# P.E.I. storm 02/18/12



## RdTeK (Feb 23, 2007)

Sorry for the poor quality vids.....they were taken from the phone....40cm (16") and high winds......


----------



## BOSSMAN21 (Dec 11, 2008)

You're thread says 2/18/12, and today is only the 17th, so its impossible to have those pictures, but nice pics of that JD.


----------



## RdTeK (Feb 23, 2007)

BOSSMAN21;1451469 said:


> You're thread says 2/18/12, and today is only the 17th, so its impossible to have those pictures, but nice pics of that JD.
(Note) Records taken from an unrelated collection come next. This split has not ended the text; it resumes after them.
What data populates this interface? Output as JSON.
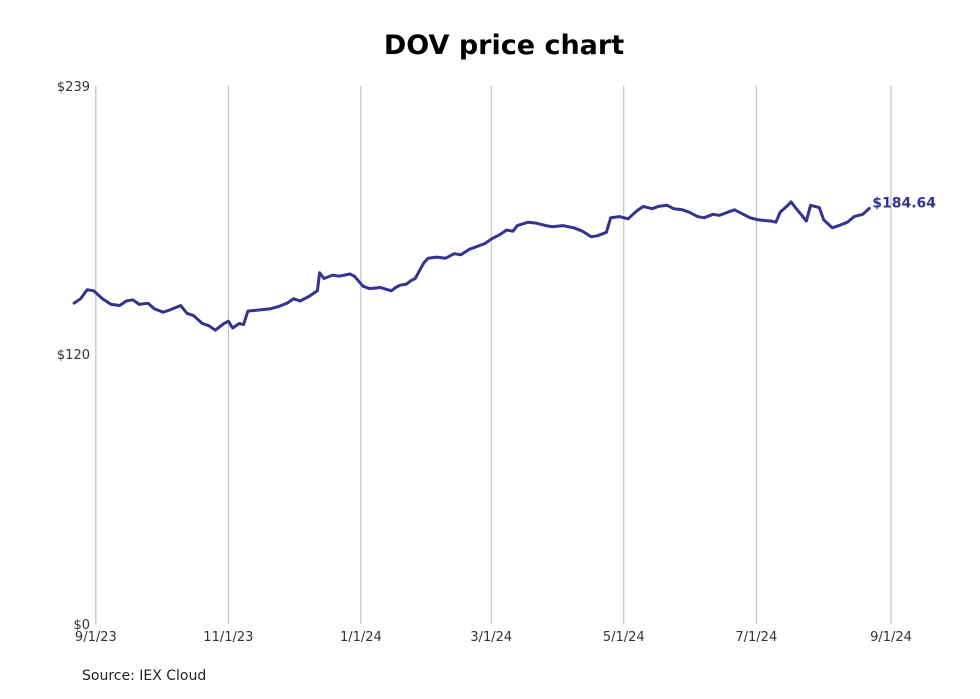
{
  "chart_data": {
    "type": "line",
    "title": "DOV price chart",
    "source": "Source: IEX Cloud",
    "y_ticks": [
      {
        "value": 239,
        "label": "$239"
      },
      {
        "value": 120,
        "label": "$120"
      },
      {
        "value": 0,
        "label": "$0"
      }
    ],
    "x_ticks": [
      "9/1/23",
      "11/1/23",
      "1/1/24",
      "3/1/24",
      "5/1/24",
      "7/1/24",
      "9/1/24"
    ],
    "ylim": [
      0,
      239
    ],
    "grid": "vertical",
    "last_value_label": "$184.64",
    "series": [
      {
        "color": "#35338f",
        "points": [
          [
            "2023-08-22",
            142.5
          ],
          [
            "2023-08-25",
            144.5
          ],
          [
            "2023-08-28",
            148.5
          ],
          [
            "2023-08-31",
            148.0
          ],
          [
            "2023-09-04",
            144.5
          ],
          [
            "2023-09-08",
            142.0
          ],
          [
            "2023-09-12",
            141.5
          ],
          [
            "2023-09-15",
            143.5
          ],
          [
            "2023-09-18",
            144.0
          ],
          [
            "2023-09-21",
            142.0
          ],
          [
            "2023-09-25",
            142.5
          ],
          [
            "2023-09-28",
            140.0
          ],
          [
            "2023-10-02",
            138.5
          ],
          [
            "2023-10-05",
            139.5
          ],
          [
            "2023-10-10",
            141.5
          ],
          [
            "2023-10-13",
            138.0
          ],
          [
            "2023-10-16",
            137.0
          ],
          [
            "2023-10-20",
            133.5
          ],
          [
            "2023-10-23",
            132.5
          ],
          [
            "2023-10-26",
            130.5
          ],
          [
            "2023-10-30",
            133.5
          ],
          [
            "2023-11-01",
            134.5
          ],
          [
            "2023-11-03",
            131.5
          ],
          [
            "2023-11-06",
            133.5
          ],
          [
            "2023-11-08",
            133.0
          ],
          [
            "2023-11-10",
            139.0
          ],
          [
            "2023-11-15",
            139.5
          ],
          [
            "2023-11-20",
            140.0
          ],
          [
            "2023-11-24",
            141.0
          ],
          [
            "2023-11-28",
            142.5
          ],
          [
            "2023-12-01",
            144.5
          ],
          [
            "2023-12-04",
            143.5
          ],
          [
            "2023-12-08",
            145.5
          ],
          [
            "2023-12-12",
            148.0
          ],
          [
            "2023-12-13",
            156.0
          ],
          [
            "2023-12-15",
            153.5
          ],
          [
            "2023-12-19",
            155.0
          ],
          [
            "2023-12-22",
            154.5
          ],
          [
            "2023-12-27",
            155.5
          ],
          [
            "2023-12-29",
            154.5
          ],
          [
            "2024-01-02",
            150.0
          ],
          [
            "2024-01-05",
            149.0
          ],
          [
            "2024-01-10",
            149.5
          ],
          [
            "2024-01-15",
            148.0
          ],
          [
            "2024-01-17",
            149.5
          ],
          [
            "2024-01-19",
            150.5
          ],
          [
            "2024-01-22",
            151.0
          ],
          [
            "2024-01-24",
            152.5
          ],
          [
            "2024-01-26",
            153.5
          ],
          [
            "2024-01-30",
            160.5
          ],
          [
            "2024-02-01",
            162.5
          ],
          [
            "2024-02-05",
            163.0
          ],
          [
            "2024-02-09",
            162.5
          ],
          [
            "2024-02-13",
            164.5
          ],
          [
            "2024-02-16",
            164.0
          ],
          [
            "2024-02-20",
            166.5
          ],
          [
            "2024-02-23",
            167.5
          ],
          [
            "2024-02-27",
            169.0
          ],
          [
            "2024-03-01",
            171.0
          ],
          [
            "2024-03-05",
            173.0
          ],
          [
            "2024-03-08",
            175.0
          ],
          [
            "2024-03-11",
            174.5
          ],
          [
            "2024-03-13",
            177.0
          ],
          [
            "2024-03-18",
            178.5
          ],
          [
            "2024-03-22",
            178.0
          ],
          [
            "2024-03-26",
            177.0
          ],
          [
            "2024-03-29",
            176.5
          ],
          [
            "2024-04-03",
            177.0
          ],
          [
            "2024-04-08",
            176.0
          ],
          [
            "2024-04-12",
            174.5
          ],
          [
            "2024-04-16",
            172.0
          ],
          [
            "2024-04-19",
            172.5
          ],
          [
            "2024-04-23",
            174.0
          ],
          [
            "2024-04-25",
            180.5
          ],
          [
            "2024-04-29",
            181.0
          ],
          [
            "2024-05-03",
            180.0
          ],
          [
            "2024-05-07",
            183.5
          ],
          [
            "2024-05-10",
            185.5
          ],
          [
            "2024-05-14",
            184.5
          ],
          [
            "2024-05-17",
            185.5
          ],
          [
            "2024-05-21",
            186.0
          ],
          [
            "2024-05-24",
            184.5
          ],
          [
            "2024-05-28",
            184.0
          ],
          [
            "2024-05-31",
            183.0
          ],
          [
            "2024-06-04",
            181.0
          ],
          [
            "2024-06-07",
            180.5
          ],
          [
            "2024-06-11",
            182.0
          ],
          [
            "2024-06-14",
            181.5
          ],
          [
            "2024-06-18",
            183.0
          ],
          [
            "2024-06-21",
            184.0
          ],
          [
            "2024-06-25",
            182.0
          ],
          [
            "2024-06-28",
            180.5
          ],
          [
            "2024-07-02",
            179.5
          ],
          [
            "2024-07-08",
            179.0
          ],
          [
            "2024-07-10",
            178.5
          ],
          [
            "2024-07-12",
            183.0
          ],
          [
            "2024-07-15",
            185.5
          ],
          [
            "2024-07-17",
            187.5
          ],
          [
            "2024-07-19",
            185.0
          ],
          [
            "2024-07-22",
            181.5
          ],
          [
            "2024-07-24",
            179.0
          ],
          [
            "2024-07-26",
            186.0
          ],
          [
            "2024-07-30",
            185.0
          ],
          [
            "2024-08-01",
            179.5
          ],
          [
            "2024-08-05",
            176.0
          ],
          [
            "2024-08-08",
            177.0
          ],
          [
            "2024-08-12",
            178.5
          ],
          [
            "2024-08-15",
            181.0
          ],
          [
            "2024-08-19",
            182.0
          ],
          [
            "2024-08-22",
            184.64
          ]
        ]
      }
    ]
  }
}
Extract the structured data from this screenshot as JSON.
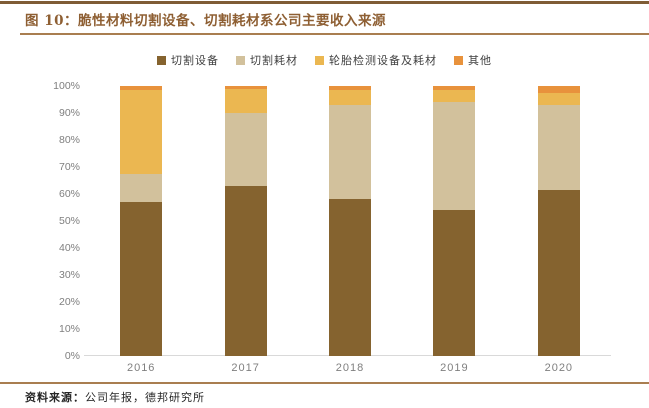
{
  "figure": {
    "title": "图 10：脆性材料切割设备、切割耗材系公司主要收入来源",
    "source_label": "资料来源：",
    "source_text": "公司年报，德邦研究所"
  },
  "colors": {
    "accent_rule": "#7F5C35",
    "thin_rule": "#A97E50",
    "title_text": "#8E5F33",
    "axis_text": "#7F7F7F",
    "baseline": "#D9D9D9"
  },
  "chart_data": {
    "type": "bar",
    "stacked": true,
    "title": "脆性材料切割设备、切割耗材系公司主要收入来源",
    "categories": [
      "2016",
      "2017",
      "2018",
      "2019",
      "2020"
    ],
    "series": [
      {
        "name": "切割设备",
        "color": "#85632F",
        "values": [
          57.0,
          63.0,
          58.0,
          54.0,
          61.5
        ]
      },
      {
        "name": "切割耗材",
        "color": "#D2C19C",
        "values": [
          10.5,
          27.0,
          35.0,
          40.0,
          31.5
        ]
      },
      {
        "name": "轮胎检测设备及耗材",
        "color": "#EBB751",
        "values": [
          31.0,
          9.0,
          5.5,
          4.5,
          4.5
        ]
      },
      {
        "name": "其他",
        "color": "#E8923C",
        "values": [
          1.5,
          1.0,
          1.5,
          1.5,
          2.5
        ]
      }
    ],
    "xlabel": "",
    "ylabel": "",
    "ylim": [
      0,
      100
    ],
    "ytick_step": 10,
    "ytick_suffix": "%",
    "grid": false,
    "legend_position": "top"
  }
}
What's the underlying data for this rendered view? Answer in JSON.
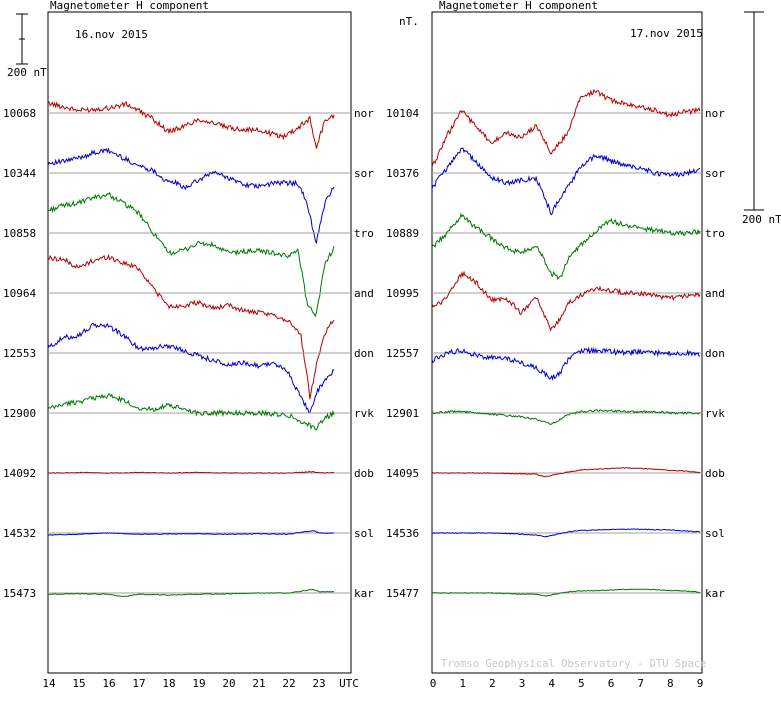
{
  "chart_data": [
    {
      "type": "line",
      "title": "Magnetometer H component",
      "date": "16.nov 2015",
      "xlabel": "UTC",
      "xticks": [
        "14",
        "15",
        "16",
        "17",
        "18",
        "19",
        "20",
        "21",
        "22",
        "23",
        "UTC"
      ],
      "xlim": [
        14,
        23
      ],
      "y_units": "nT",
      "scale_bar": "200 nT",
      "grid": true,
      "stations": [
        {
          "code": "nor",
          "baseline": "10068",
          "color": "#b40000",
          "x": [
            14,
            15,
            16,
            16.6,
            17,
            17.5,
            18,
            18.5,
            19,
            19.5,
            20,
            21,
            21.8,
            22.3,
            22.7,
            22.9,
            23.2,
            23.5
          ],
          "y": [
            40,
            10,
            20,
            35,
            10,
            -25,
            -75,
            -55,
            -25,
            -40,
            -60,
            -70,
            -95,
            -60,
            -20,
            -140,
            -30,
            -10
          ]
        },
        {
          "code": "sor",
          "baseline": "10344",
          "color": "#0000c8",
          "x": [
            14,
            14.5,
            15,
            15.5,
            16,
            16.5,
            17,
            17.5,
            18,
            18.2,
            18.5,
            19,
            19.5,
            20,
            20.5,
            21,
            21.5,
            22,
            22.3,
            22.6,
            22.9,
            23.2,
            23.5
          ],
          "y": [
            40,
            45,
            60,
            80,
            90,
            60,
            30,
            10,
            -40,
            -35,
            -60,
            -30,
            5,
            -20,
            -45,
            -55,
            -40,
            -40,
            -40,
            -120,
            -280,
            -120,
            -50
          ]
        },
        {
          "code": "tro",
          "baseline": "10858",
          "color": "#007800",
          "x": [
            14,
            14.5,
            15,
            15.5,
            16,
            16.5,
            17,
            17.5,
            18,
            18.5,
            19,
            19.5,
            20,
            20.5,
            21,
            21.5,
            22,
            22.3,
            22.6,
            22.9,
            23.2,
            23.5
          ],
          "y": [
            90,
            110,
            120,
            140,
            155,
            120,
            80,
            0,
            -80,
            -70,
            -40,
            -50,
            -80,
            -75,
            -70,
            -80,
            -95,
            -60,
            -280,
            -330,
            -120,
            -60
          ]
        },
        {
          "code": "and",
          "baseline": "10964",
          "color": "#b40000",
          "x": [
            14,
            14.5,
            15,
            15.5,
            16,
            16.5,
            17,
            17.5,
            18,
            18.5,
            19,
            19.5,
            20,
            20.5,
            21,
            21.5,
            22,
            22.4,
            22.7,
            22.9,
            23.2,
            23.5
          ],
          "y": [
            140,
            135,
            100,
            130,
            145,
            120,
            100,
            20,
            -55,
            -50,
            -40,
            -60,
            -50,
            -70,
            -80,
            -90,
            -110,
            -170,
            -420,
            -290,
            -160,
            -100
          ]
        },
        {
          "code": "don",
          "baseline": "12553",
          "color": "#0000c8",
          "x": [
            14,
            14.5,
            15,
            15.5,
            16,
            16.5,
            17,
            17.5,
            18,
            18.5,
            19,
            19.5,
            20,
            20.5,
            21,
            21.5,
            22,
            22.4,
            22.7,
            22.9,
            23.2,
            23.5
          ],
          "y": [
            20,
            60,
            70,
            110,
            110,
            70,
            20,
            20,
            30,
            10,
            -10,
            -30,
            -50,
            -40,
            -50,
            -40,
            -80,
            -180,
            -240,
            -160,
            -110,
            -70
          ]
        },
        {
          "code": "rvk",
          "baseline": "12900",
          "color": "#007800",
          "x": [
            14,
            14.5,
            15,
            15.5,
            16,
            16.5,
            17,
            17.5,
            18,
            18.5,
            19,
            19.5,
            20,
            20.5,
            21,
            21.5,
            22,
            22.3,
            22.6,
            22.9,
            23.2,
            23.5
          ],
          "y": [
            15,
            35,
            45,
            60,
            70,
            50,
            20,
            15,
            30,
            15,
            0,
            0,
            0,
            0,
            0,
            -5,
            -10,
            -25,
            -45,
            -60,
            -20,
            0
          ]
        },
        {
          "code": "dob",
          "baseline": "14092",
          "color": "#b40000",
          "x": [
            14,
            15,
            16,
            17,
            18,
            19,
            20,
            21,
            22,
            22.8,
            23,
            23.5
          ],
          "y": [
            0,
            2,
            0,
            2,
            0,
            2,
            0,
            0,
            0,
            5,
            0,
            2
          ]
        },
        {
          "code": "sol",
          "baseline": "14532",
          "color": "#0000c8",
          "x": [
            14,
            15,
            16,
            17,
            18,
            19,
            20,
            21,
            22,
            22.8,
            23,
            23.5
          ],
          "y": [
            -8,
            -5,
            0,
            -5,
            -4,
            -3,
            -5,
            -3,
            -5,
            10,
            0,
            0
          ]
        },
        {
          "code": "kar",
          "baseline": "15473",
          "color": "#007800",
          "x": [
            14,
            15,
            16,
            16.5,
            17,
            18,
            19,
            20,
            21,
            22,
            22.8,
            23,
            23.5
          ],
          "y": [
            -5,
            -3,
            -5,
            -15,
            -5,
            -8,
            -5,
            -3,
            0,
            0,
            15,
            5,
            5
          ]
        }
      ]
    },
    {
      "type": "line",
      "title": "Magnetometer H component",
      "date": "17.nov 2015",
      "xlabel": "",
      "xticks": [
        "0",
        "1",
        "2",
        "3",
        "4",
        "5",
        "6",
        "7",
        "8",
        "9"
      ],
      "xlim": [
        0,
        9
      ],
      "y_units": "nT.",
      "scale_bar": "200 nT",
      "grid": true,
      "stations": [
        {
          "code": "nor",
          "baseline": "10104",
          "color": "#b40000",
          "x": [
            0,
            0.5,
            1,
            1.5,
            2,
            2.5,
            3,
            3.5,
            4,
            4.3,
            4.6,
            5,
            5.5,
            6,
            6.5,
            7,
            7.5,
            8,
            8.5,
            9
          ],
          "y": [
            -220,
            -90,
            10,
            -60,
            -120,
            -80,
            -100,
            -50,
            -160,
            -120,
            -70,
            70,
            85,
            50,
            40,
            25,
            10,
            -10,
            5,
            10
          ]
        },
        {
          "code": "sor",
          "baseline": "10376",
          "color": "#0000c8",
          "x": [
            0,
            0.5,
            1,
            1.5,
            2,
            2.5,
            3,
            3.5,
            4,
            4.3,
            4.6,
            5,
            5.5,
            6,
            6.5,
            7,
            7.5,
            8,
            8.5,
            9
          ],
          "y": [
            -60,
            20,
            100,
            40,
            -20,
            -40,
            -30,
            -20,
            -160,
            -100,
            -50,
            30,
            70,
            50,
            30,
            20,
            0,
            -10,
            0,
            10
          ]
        },
        {
          "code": "tro",
          "baseline": "10889",
          "color": "#007800",
          "x": [
            0,
            0.5,
            1,
            1.5,
            2,
            2.5,
            3,
            3.5,
            4,
            4.3,
            4.6,
            5,
            5.5,
            6,
            6.5,
            7,
            7.5,
            8,
            8.5,
            9
          ],
          "y": [
            -60,
            0,
            70,
            20,
            -20,
            -60,
            -80,
            -50,
            -160,
            -180,
            -100,
            -50,
            10,
            50,
            30,
            20,
            10,
            0,
            0,
            5
          ]
        },
        {
          "code": "and",
          "baseline": "10995",
          "color": "#b40000",
          "x": [
            0,
            0.5,
            1,
            1.5,
            2,
            2.5,
            3,
            3.5,
            4,
            4.3,
            4.6,
            5,
            5.5,
            6,
            6.5,
            7,
            7.5,
            8,
            8.5,
            9
          ],
          "y": [
            -60,
            -20,
            80,
            40,
            -30,
            -20,
            -80,
            -20,
            -150,
            -100,
            -40,
            -10,
            20,
            10,
            0,
            0,
            -10,
            -20,
            -10,
            -10
          ]
        },
        {
          "code": "don",
          "baseline": "12557",
          "color": "#0000c8",
          "x": [
            0,
            0.5,
            1,
            1.5,
            2,
            2.5,
            3,
            3.5,
            4,
            4.3,
            4.6,
            5,
            5.5,
            6,
            6.5,
            7,
            7.5,
            8,
            8.5,
            9
          ],
          "y": [
            -30,
            0,
            10,
            -10,
            -20,
            -20,
            -40,
            -60,
            -100,
            -80,
            -20,
            10,
            10,
            5,
            0,
            5,
            0,
            0,
            0,
            -5
          ]
        },
        {
          "code": "rvk",
          "baseline": "12901",
          "color": "#007800",
          "x": [
            0,
            0.5,
            1,
            1.5,
            2,
            2.5,
            3,
            3.5,
            4,
            4.3,
            4.6,
            5,
            5.5,
            6,
            6.5,
            7,
            7.5,
            8,
            8.5,
            9
          ],
          "y": [
            0,
            5,
            5,
            0,
            -5,
            -10,
            -15,
            -25,
            -45,
            -25,
            -5,
            5,
            10,
            10,
            5,
            5,
            5,
            0,
            0,
            0
          ]
        },
        {
          "code": "dob",
          "baseline": "14095",
          "color": "#b40000",
          "x": [
            0,
            1,
            2,
            2.5,
            3,
            3.5,
            3.8,
            4.2,
            4.6,
            5,
            5.5,
            6,
            6.5,
            7,
            7.5,
            8,
            8.5,
            9
          ],
          "y": [
            0,
            0,
            0,
            -2,
            -3,
            -5,
            -15,
            -5,
            5,
            12,
            15,
            18,
            20,
            18,
            15,
            10,
            8,
            2
          ]
        },
        {
          "code": "sol",
          "baseline": "14536",
          "color": "#0000c8",
          "x": [
            0,
            1,
            2,
            2.5,
            3,
            3.5,
            3.8,
            4.2,
            4.6,
            5,
            5.5,
            6,
            6.5,
            7,
            7.5,
            8,
            8.5,
            9
          ],
          "y": [
            0,
            0,
            0,
            -2,
            -5,
            -8,
            -15,
            -5,
            5,
            10,
            12,
            14,
            15,
            15,
            13,
            12,
            8,
            5
          ]
        },
        {
          "code": "kar",
          "baseline": "15477",
          "color": "#007800",
          "x": [
            0,
            1,
            2,
            2.5,
            3,
            3.5,
            3.8,
            4.2,
            4.6,
            5,
            5.5,
            6,
            6.5,
            7,
            7.5,
            8,
            8.5,
            9
          ],
          "y": [
            0,
            0,
            0,
            -2,
            -5,
            -5,
            -12,
            -3,
            5,
            8,
            10,
            12,
            14,
            15,
            13,
            10,
            8,
            3
          ]
        }
      ]
    }
  ],
  "watermark": "Tromso Geophysical Observatory - DTU Space",
  "colors": {
    "red": "#b40000",
    "blue": "#0000c8",
    "green": "#007800",
    "grid": "#a0a0a0"
  }
}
Hehe.....typo for sure.....how about pics from 2/12/12........:laughing:


----------



## Lawn&SnowNorth (Feb 14, 2012)

Nice. So where does that road go?


----------



## maverjohn (Jul 23, 2008)

That's some nice snow, hopefuly we can get some here this week to come!


----------



## RdTeK (Feb 23, 2007)

Lawn&SnowNorth;1452029 said:


> Nice. So where does that road go?


It's an long private drive....there are 2 homes that are vacant for the winter....gotta keep it open for insurance purposes.


----------



## Lawn&SnowNorth (Feb 14, 2012)

RdTeK;1452360 said:


> It's an long private drive....there are 2 homes that are vacant for the winter....gotta keep it open for insurance purposes.


I see. I like those kind. No pressure, able to just enjoy moving the snow.


----------